DSM-5-TR diagnostic criteria summary
Bipolar II Disorder requires:
- At least one hypomanic episode:
- Three or more (4 if mood only irritable) of: inflated self-esteem, decreased need for sleep, pressured speech, flight of ideas, distractibility, increased goal-directed activity, excessive risk-taking
- Unequivocal change from baseline observable by others
- NOT severe enough to cause marked impairment, hospitalization, or psychotic features
- No history of a manic episode. If full mania has ever occurred, the diagnosis is Bipolar I (F31.x).
- The depression and hypomania are not better explained by schizoaffective disorder or other psychotic disorders.
- Symptoms cause clinically significant distress or impairment, typically during depressive episodes.
Source: American Psychiatric Association. (2022). Diagnostic and Statistical Manual of Mental Disorders, Fifth Edition, Text Revision (DSM-5-TR), p. 157–168.
Differential diagnosis
- F31.1 Bipolar I Disorder, when any lifetime full manic episode (7+ days, marked impairment, psychotic features, or hospitalization) is identified.

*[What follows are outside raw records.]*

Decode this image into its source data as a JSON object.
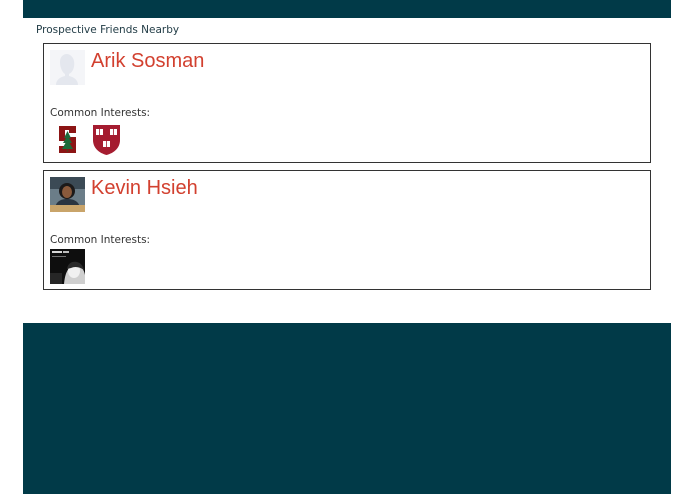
{
  "page": {
    "section_title": "Prospective Friends Nearby"
  },
  "colors": {
    "header_bg": "#013a48",
    "footer_bg": "#013a48",
    "name_color": "#d2402f",
    "card_border": "#333333"
  },
  "friends": [
    {
      "name": "Arik Sosman",
      "avatar": "default-silhouette-avatar",
      "interests_label": "Common Interests:",
      "interests": [
        {
          "icon": "stanford-logo-icon"
        },
        {
          "icon": "harvard-shield-icon"
        }
      ]
    },
    {
      "name": "Kevin Hsieh",
      "avatar": "profile-photo-avatar",
      "interests_label": "Common Interests:",
      "interests": [
        {
          "icon": "black-white-photo-icon"
        }
      ]
    }
  ]
}
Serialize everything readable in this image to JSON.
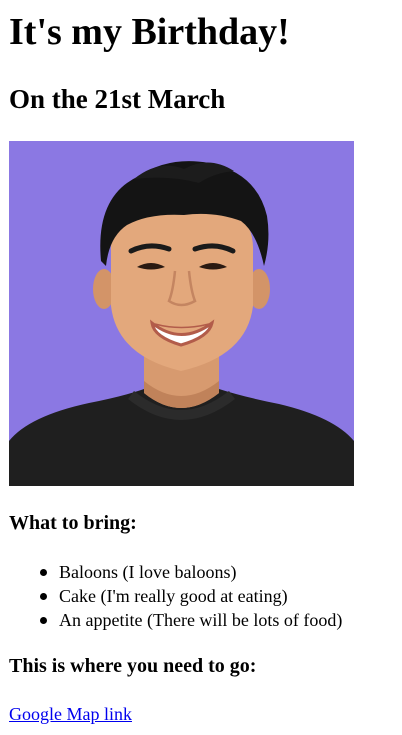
{
  "header": {
    "title": "It's my Birthday!",
    "subtitle": "On the 21st March"
  },
  "photo": {
    "description_icon": "portrait-photo",
    "background_color": "#8b78e3"
  },
  "bring": {
    "heading": "What to bring:",
    "items": [
      "Baloons (I love baloons)",
      "Cake (I'm really good at eating)",
      "An appetite (There will be lots of food)"
    ]
  },
  "location": {
    "heading": "This is where you need to go:",
    "link_text": "Google Map link",
    "link_color": "#0000ee"
  }
}
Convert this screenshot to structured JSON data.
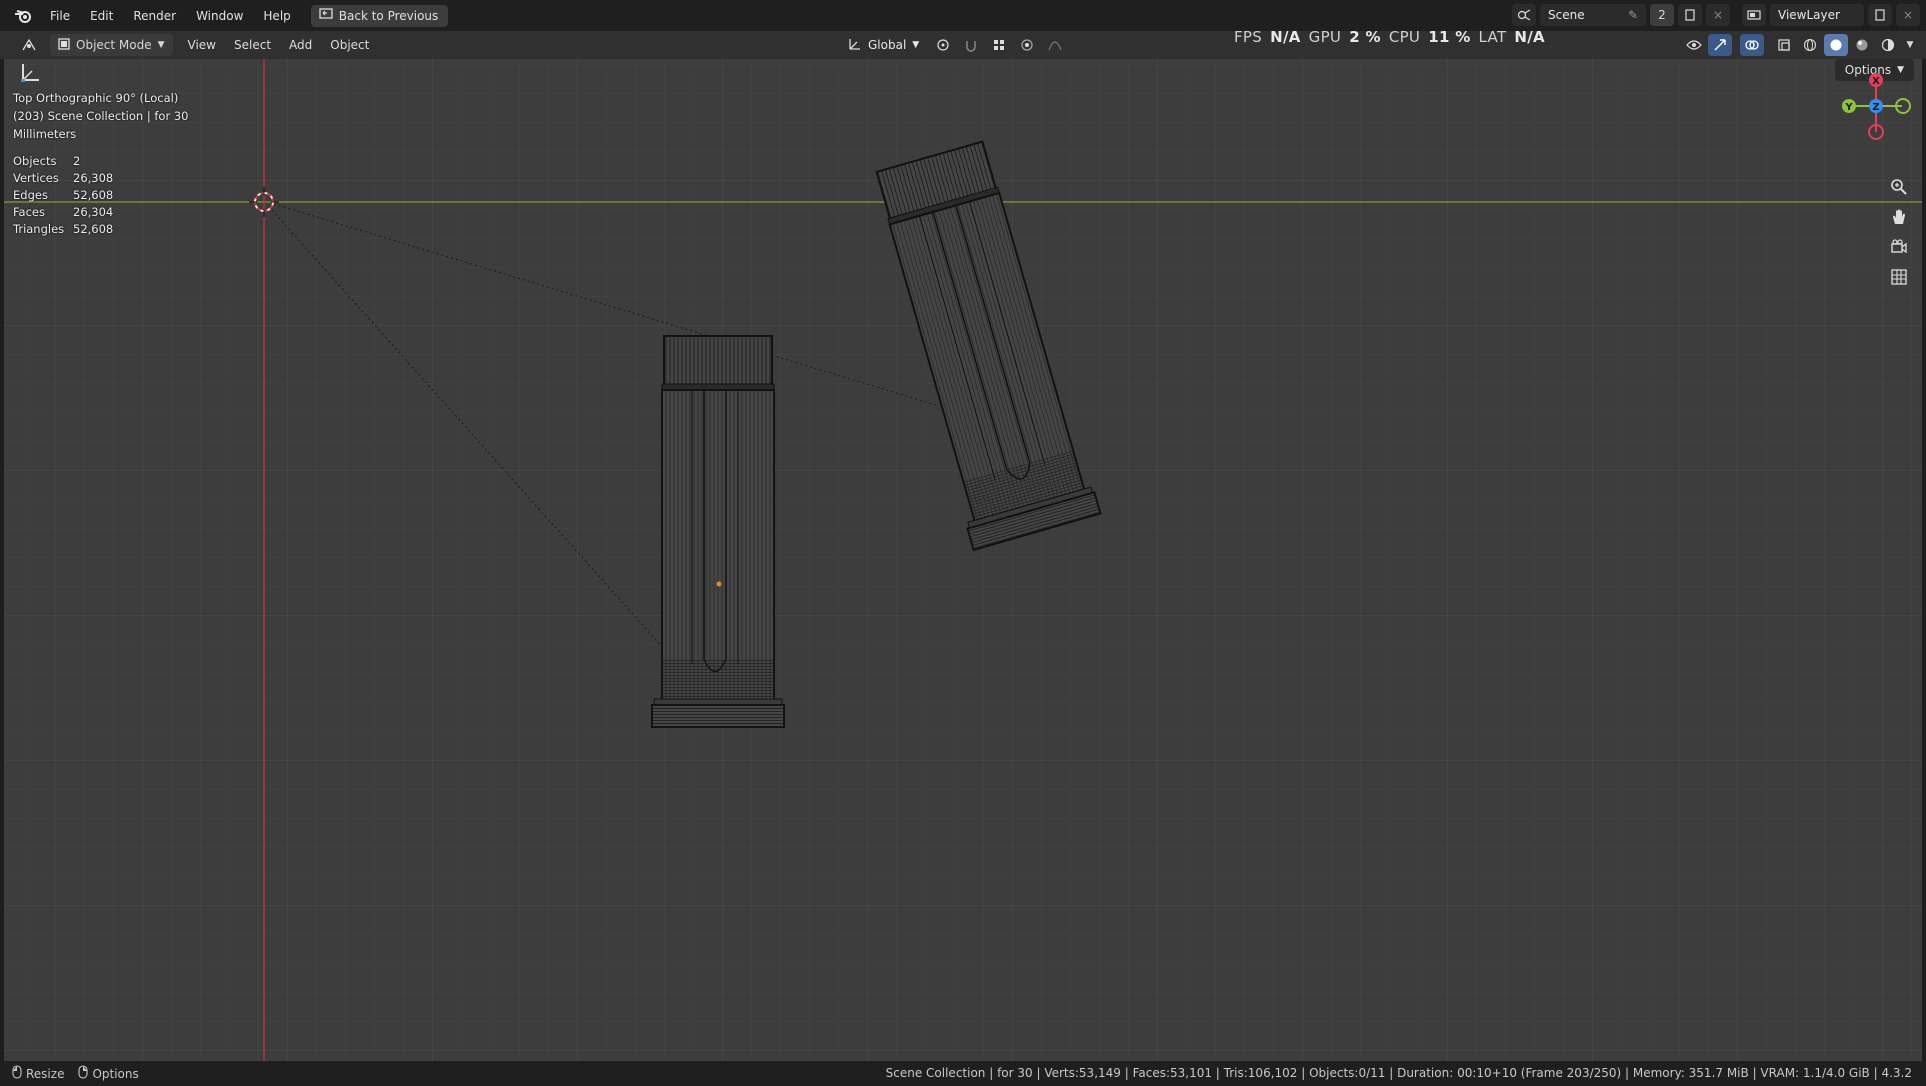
{
  "menu": {
    "items": [
      "File",
      "Edit",
      "Render",
      "Window",
      "Help"
    ],
    "back_button": "Back to Previous"
  },
  "top_right": {
    "scene_name": "Scene",
    "scene_count": "2",
    "view_layer": "ViewLayer"
  },
  "header": {
    "mode": "Object Mode",
    "items": [
      "View",
      "Select",
      "Add",
      "Object"
    ],
    "orientation": "Global"
  },
  "perf": {
    "fps_label": "FPS",
    "fps_value": "N/A",
    "gpu_label": "GPU",
    "gpu_value": "2 %",
    "cpu_label": "CPU",
    "cpu_value": "11 %",
    "lat_label": "LAT",
    "lat_value": "N/A"
  },
  "viewport": {
    "view_name": "Top Orthographic 90° (Local)",
    "collection": "(203) Scene Collection | for 30",
    "units": "Millimeters",
    "options_label": "Options",
    "stats": [
      {
        "label": "Objects",
        "value": "2"
      },
      {
        "label": "Vertices",
        "value": "26,308"
      },
      {
        "label": "Edges",
        "value": "52,608"
      },
      {
        "label": "Faces",
        "value": "26,304"
      },
      {
        "label": "Triangles",
        "value": "52,608"
      }
    ],
    "gizmo": {
      "x": "X",
      "y": "Y",
      "z": "Z"
    }
  },
  "status": {
    "resize": "Resize",
    "options": "Options",
    "info": "Scene Collection | for 30 | Verts:53,149 | Faces:53,101 | Tris:106,102 | Objects:0/11 | Duration: 00:10+10 (Frame 203/250) | Memory: 351.7 MiB | VRAM: 1.1/4.0 GiB | 4.3.2"
  },
  "colors": {
    "viewport_bg": "#3d3d3d",
    "x_axis": "#e0405a",
    "y_axis": "#8bc43a",
    "z_axis": "#3a8ef0"
  }
}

- F33.x Major Depressive Disorder, when no lifetime hypomanic or manic episode is identified. Subtle hypomania often missed without targeted screening.
- F60.3 Borderline Personality Disorder, affective shifts in BPD are brief (hours-to-days) and reactive to interpersonal triggers; Bipolar II hypomania is sustained mood elevation lasting days-to-weeks.
- F34.0 Cyclothymic Disorder, chronic mood instability with hypomanic and depressive symptoms that don't meet full episode criteria.
- Substance/Medication-Induced Bipolar (F19.x), stimulants, corticosteroids; antidepressant-induced hypomania persisting beyond pharmacologic effect remains coded as bipolar.
Common comorbidities
Bipolar II has very high lifetime comorbidity. Common co-occurring conditions: Generalized Anxiety Disorder (F41.1), Panic Disorder (F41.0), Substance Use Disorders (F10–F19, especially alcohol), ADHD (F90.x), Eating Disorders (F50.x), and Borderline Personality Disorder (F60.3, particularly common, ~20% comorbidity). Co-administer PHQ-9, GAD-7, AUDIT, and (where indicated) ASRS alongside the MDQ.
Sources
- American Psychiatric Association. (2022). Diagnostic and Statistical Manual of Mental Disorders, Fifth Edition, Text Revision (DSM-5-TR), F31.81, p. 157–168.
- Hirschfeld, R. M., et al. (2000). Development and validation of the Mood Disorder Questionnaire. American Journal of Psychiatry, 157(11), 1873–1875.
- Centers for Disease Control and Prevention. ICD-10-CM Official Coding Guidelines.